57. Insert Interval

Given a set of non-overlapping intervals, insert a new interval into the intervals (merge if necessary).

You may assume that the intervals were initially sorted according to their start times.

Example 1:
Given intervals [1,3],[6,9], insert and merge [2,5] in as [1,5],[6,9].

Example 2:
Given [1,2],[3,5],[6,7],[8,10],[12,16], insert and merge [4,9] in as [1,2],[3,10],[12,16].

This is because the new interval [4,9] overlaps with [3,5],[6,7],[8,10].

Solution:

Since the intervals are sorted, we can do:

1. Go through the list, if an interval ends before the new interval, skip it.

2. Now we meet an interval that has overlap with the new interval. We remove it from the list, merge it with new interval.

3. We meet an interval that starts after the new interval.
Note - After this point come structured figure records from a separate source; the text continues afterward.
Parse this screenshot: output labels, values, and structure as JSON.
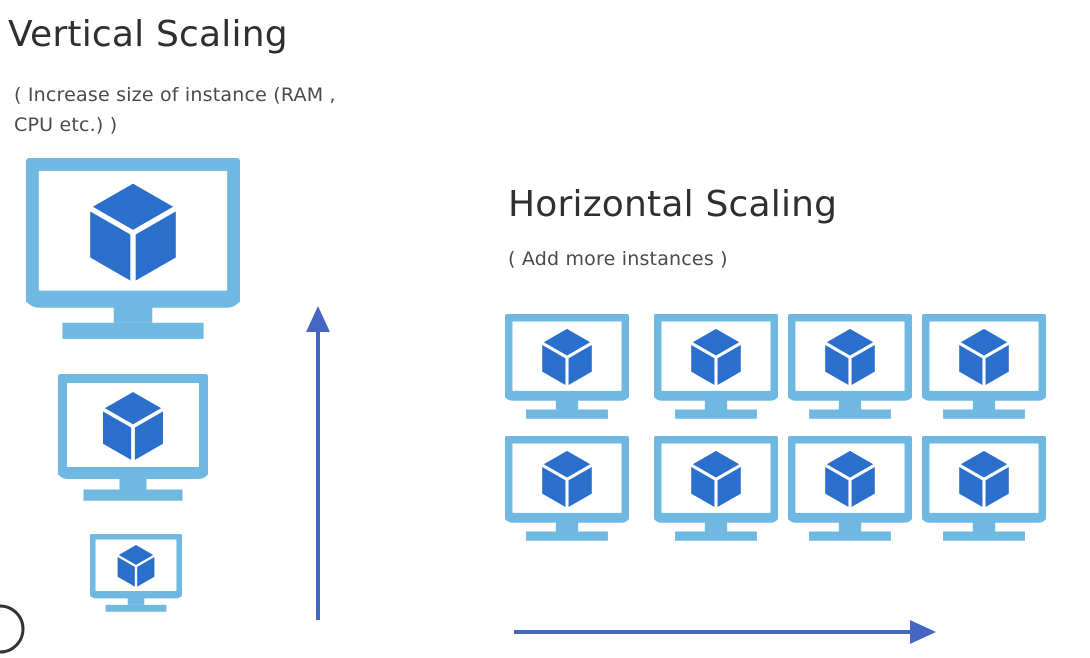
{
  "vertical": {
    "title": "Vertical Scaling",
    "subtitle": "( Increase size of instance (RAM , CPU etc.) )"
  },
  "horizontal": {
    "title": "Horizontal Scaling",
    "subtitle": "( Add more instances )"
  },
  "colors": {
    "monitor": "#6fb8e2",
    "cube": "#2a6fcc",
    "cube_lines": "#ffffff",
    "arrow": "#4466c4",
    "text": "#2f2f2f"
  },
  "icons": {
    "monitor": "monitor-icon",
    "instance": "cube-icon",
    "arrow": "arrow-icon"
  }
}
So we simply insert new interval before it.

The time complexity is O(n) and space complexity is O(1).



Code:

/**
 * Definition for an interval.
 * public class Interval {
 *     int start;
 *     int end;
 *     Interval() { start = 0; end = 0; }
 *     Interval(int s, int e) { start = s; end = e; }
 * }
 */
public class Solution {
    public List<Interval> insert(List<Interval> intervals, Interval newInterval) {
        int i = 0;
        while (i < intervals.size() && intervals.get(i).end < newInterval.start) {
            i++;
        }
        while (i < intervals.size() && intervals.get(i).start <= newInterval.end) {
            newInterval.start = Math.min(intervals.get(i).start, newInterval.start);
            newInterval.end = Math.max(intervals.get(i).end, newInterval.end);
            intervals.remove(i);
        }
        intervals.add(i, newInterval);
        return intervals;
    }
}